Defines an abstract base class to create a retriever.

This module provides the BaseRetriever class, which serves as a foundation for implementing retrieval systems in Gen AI applications using the BaseDataStore from gllm-datastore.

Authors

Kevin Yauris (kevin.yauris@gdplabs.id)

References

None

BaseRetriever(data_store)

Bases: Component, Generic[T]

An abstract base class for retrievers using BaseDataStore.

This class defines the interface for retriever components, which are responsible for retrieving relevant documents or information based on a given query. The retriever utilizes BaseDataStore from gllm-datastore for data access.

The type parameter T defines the return type of the retrieve method, allowing subclasses to specify their own return types (e.g., list[Chunk] for vector retrievers, pd.DataFrame for SQL retrievers).

Attributes:

Name Type Description
data_store BaseDataStore

The data store to be used for retrieval operations.

Initialize the BaseRetriever.

Parameters:

Name Type Description Default
data_store BaseDataStore

The data store to be used for retrieval operations. Must be an instance of BaseDataStore from gllm-datastore.

required

Raises:

Type Description
TypeError

If data_store is not an instance of BaseDataStore.

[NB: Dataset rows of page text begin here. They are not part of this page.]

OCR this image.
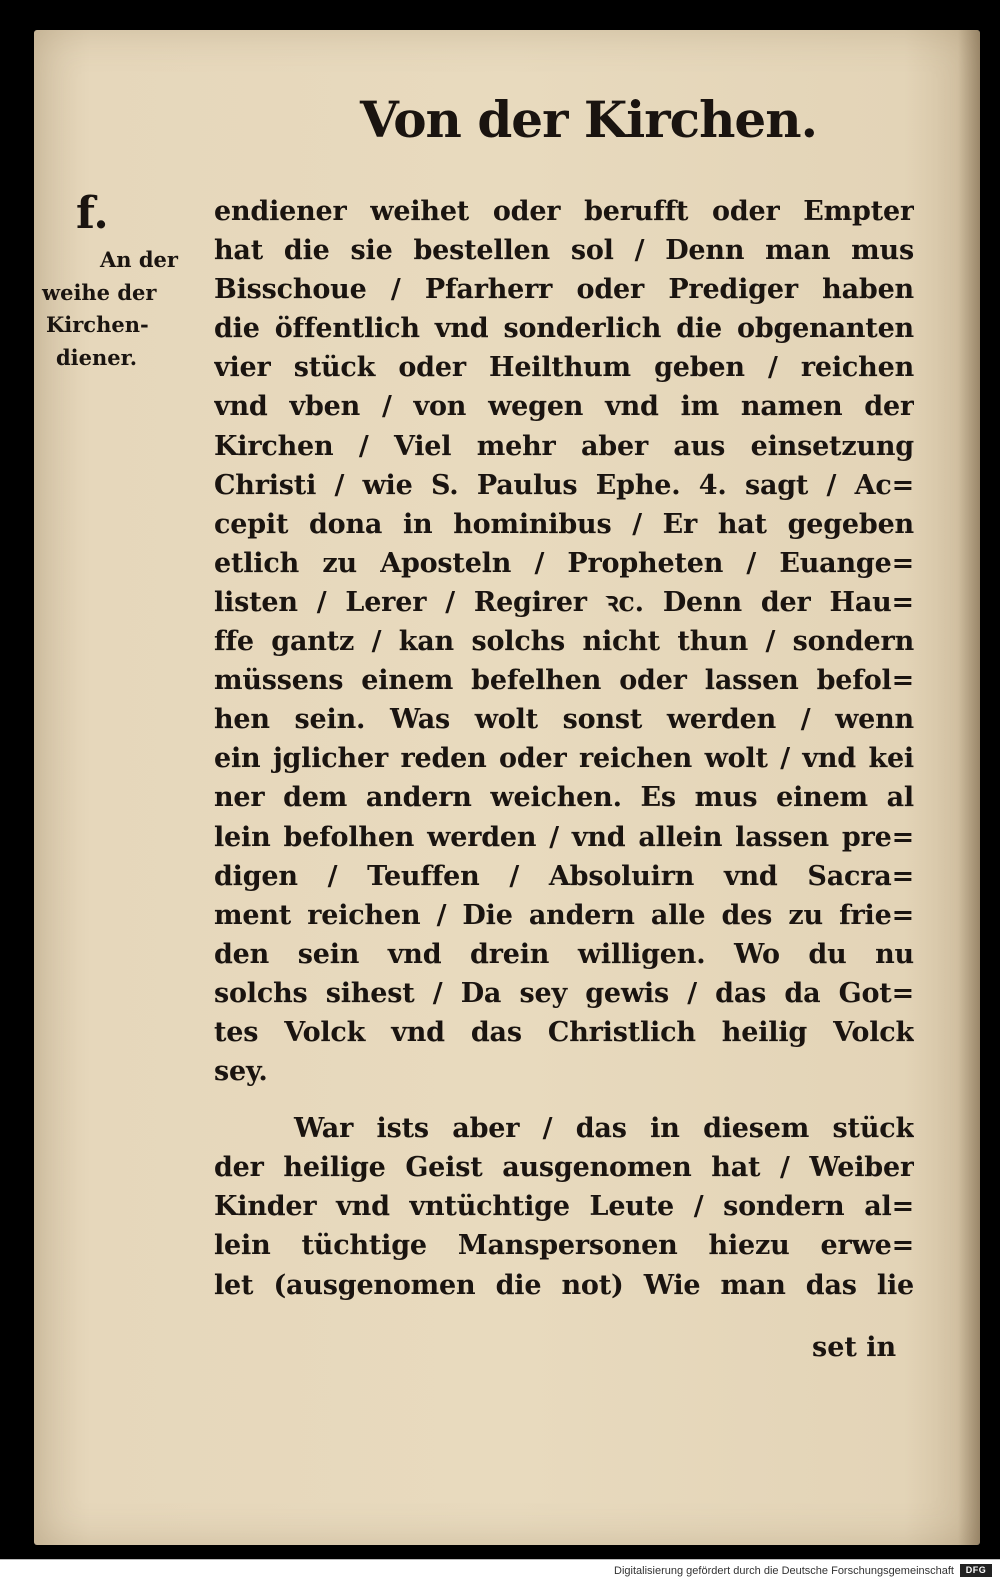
Von der Kirchen.
f.
An der
weihe der
Kirchen-
diener.
endiener weihet oder berufft oder Empter
hat die sie bestellen sol / Denn man mus
Bisschoue / Pfarherr oder Prediger haben
die öffentlich vnd sonderlich die obgenanten
vier stück oder Heilthum geben / reichen
vnd vben / von wegen vnd im namen der
Kirchen / Viel mehr aber aus einsetzung
Christi / wie S. Paulus Ephe. 4. sagt / Ac=
cepit dona in hominibus / Er hat gegeben
etlich zu Aposteln / Propheten / Euange=
listen / Lerer / Regirer ꝛc. Denn der Hau=
ffe gantz / kan solchs nicht thun / sondern
müssens einem befelhen oder lassen befol=
hen sein. Was wolt sonst werden / wenn
ein jglicher reden oder reichen wolt / vnd kei
ner dem andern weichen. Es mus einem al
lein befolhen werden / vnd allein lassen pre=
digen / Teuffen / Absoluirn vnd Sacra=
ment reichen / Die andern alle des zu frie=
den sein vnd drein willigen. Wo du nu
solchs sihest / Da sey gewis / das da Got=
tes Volck vnd das Christlich heilig Volck
sey.
War ists aber / das in diesem stück
der heilige Geist ausgenomen hat / Weiber
Kinder vnd vntüchtige Leute / sondern al=
lein tüchtige Manspersonen hiezu erwe=
let (ausgenomen die not) Wie man das lie
set in
Digitalisierung gefördert durch die Deutsche Forschungsgemeinschaft	DFG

retrieve(query, query_filter=None, **kwargs) abstractmethod async

retrieve(query: str, query_filter: FilterClause | QueryFilter | None = None, **kwargs: Any) -> T
retrieve(query: list[str], query_filter: FilterClause | QueryFilter | None = None, **kwargs: Any) -> list[T]

Retrieve data based on the query.

This method should be implemented by subclasses to define the specific retrieval logic. The return type is determined by the type parameter T.

Parameters:

Name Type Description Default
query str | list[str]

The query string or list of query strings to retrieve data. If a list is provided, retrieval is performed for each query and results are returned as a list of T.

required
query_filter FilterClause | QueryFilter | None

Filter criteria for the retrieval. Can be a single FilterClause or a composite QueryFilter. Defaults to None.

None
**kwargs Any

Additional parameters for the retrieval process. Common parameters include: 1. top_k (int): Maximum number of documents to retrieve. 2. threshold (float): Minimum score threshold for filtering results. 3. timeout (float): Maximum time in seconds to wait for retrieval.

{}

Returns:

Type Description
T | list[T]

T | list[T]: Retrieved data. Returns T for single query, list[T] for batch queries. The type depends on subclass implementation: 1. list[Chunk] for vector-based retrievers. 2. pd.DataFrame for SQL-based retrievers. 3. Other types as defined by specific implementations.

Raises:

Type Description
NotImplementedError

If the method is not implemented by subclass.